Василий пустил гостей в дом, накормил их и напоил самогоном. От самогона они воротили нос, но откушали. Жевать они вообще не могли. Губы на их лицах были не настоящими. Вместо языков они имели тонкие трубочки, через которые втягивалась жидкая пища. Что-то вроде полого жала. Гости имели при себе подарки. Василий взял подарки и поблагодарил гостей. Он боялся и думал, что губит свою душу. Но подарки-то были такими, что отказаться он не мог. Поэтому он взял все и попросил еще кое-что.
– Что?
– А что бы попросил ты? Что бы попросил любой другой? Все мы скроены одинаковыми, малыш. Он попросил подарить ему золото. Очень много золота.
– Так просто? – спросил Ложкин.
– А как ты думаешь? Они удивились, но дали. Сделали ему золото сразу же, на месте, за минуту. И пообещали потом подарить намного больше. Сколько угодно золота. Но ему не нужно было сколько угодно, вот в чем дело. Он был человеком расчетливым. И он рассчитал правильно: одно дело, если подарками владеет только он, и совсем другое – когда то же самое есть у всех.

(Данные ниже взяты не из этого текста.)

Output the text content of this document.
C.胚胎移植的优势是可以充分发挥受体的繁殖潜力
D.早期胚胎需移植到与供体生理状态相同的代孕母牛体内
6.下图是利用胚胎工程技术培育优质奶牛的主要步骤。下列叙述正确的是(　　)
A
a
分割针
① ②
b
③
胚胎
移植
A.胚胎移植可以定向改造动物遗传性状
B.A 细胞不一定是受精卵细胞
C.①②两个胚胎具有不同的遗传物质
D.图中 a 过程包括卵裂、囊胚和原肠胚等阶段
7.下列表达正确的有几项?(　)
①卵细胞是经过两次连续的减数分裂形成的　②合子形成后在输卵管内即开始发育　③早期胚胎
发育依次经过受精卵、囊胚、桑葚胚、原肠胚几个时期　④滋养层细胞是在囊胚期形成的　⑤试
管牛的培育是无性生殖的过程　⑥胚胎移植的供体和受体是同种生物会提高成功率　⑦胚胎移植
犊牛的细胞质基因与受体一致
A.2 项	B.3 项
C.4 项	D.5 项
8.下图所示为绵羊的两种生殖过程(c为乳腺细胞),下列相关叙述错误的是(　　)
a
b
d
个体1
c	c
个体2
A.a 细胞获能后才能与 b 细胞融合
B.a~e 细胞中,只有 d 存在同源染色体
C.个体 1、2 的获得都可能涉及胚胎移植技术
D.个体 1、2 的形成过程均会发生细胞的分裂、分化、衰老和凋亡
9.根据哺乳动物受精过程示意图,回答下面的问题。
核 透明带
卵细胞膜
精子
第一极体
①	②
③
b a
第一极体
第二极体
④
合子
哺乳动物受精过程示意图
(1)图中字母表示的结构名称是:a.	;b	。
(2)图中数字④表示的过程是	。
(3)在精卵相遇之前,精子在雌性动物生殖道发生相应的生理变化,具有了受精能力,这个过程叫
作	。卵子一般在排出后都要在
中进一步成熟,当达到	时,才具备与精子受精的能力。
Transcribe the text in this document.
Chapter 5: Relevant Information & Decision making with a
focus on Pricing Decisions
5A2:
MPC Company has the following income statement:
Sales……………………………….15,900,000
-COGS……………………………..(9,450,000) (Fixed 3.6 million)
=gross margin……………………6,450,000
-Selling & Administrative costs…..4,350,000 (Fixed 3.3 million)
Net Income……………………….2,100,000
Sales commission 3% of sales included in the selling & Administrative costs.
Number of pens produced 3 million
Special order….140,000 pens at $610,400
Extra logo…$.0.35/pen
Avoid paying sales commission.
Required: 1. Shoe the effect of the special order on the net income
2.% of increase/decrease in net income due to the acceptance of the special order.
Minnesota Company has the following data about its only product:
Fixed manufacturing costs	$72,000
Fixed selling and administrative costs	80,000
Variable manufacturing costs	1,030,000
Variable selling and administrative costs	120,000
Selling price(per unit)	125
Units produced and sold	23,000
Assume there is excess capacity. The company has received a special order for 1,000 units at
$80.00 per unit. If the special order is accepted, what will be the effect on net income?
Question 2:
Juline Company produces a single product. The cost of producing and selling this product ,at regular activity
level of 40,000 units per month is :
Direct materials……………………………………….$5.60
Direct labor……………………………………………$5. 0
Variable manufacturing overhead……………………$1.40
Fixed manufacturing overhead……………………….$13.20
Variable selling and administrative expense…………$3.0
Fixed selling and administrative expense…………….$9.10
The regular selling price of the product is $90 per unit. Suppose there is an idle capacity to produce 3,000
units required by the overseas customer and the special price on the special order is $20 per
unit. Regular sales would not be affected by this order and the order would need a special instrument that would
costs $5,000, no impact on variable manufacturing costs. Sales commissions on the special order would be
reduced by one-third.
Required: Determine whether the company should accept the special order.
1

Гости собирались провести ночь в доме, а потом уйти в город. Василий уложил их спать, а когда они крепко уснули, убил всех троих. Он перерезал им глотки, и убедился, что кровь их была светло-розовой, как будто разбавленной молоком. Он спрятал тела в подвале, продал часть золота, а потом построил новый дом. Построил его прямо над старым. Тот самый дом, который стоит до сих пор. Дом твоего детства.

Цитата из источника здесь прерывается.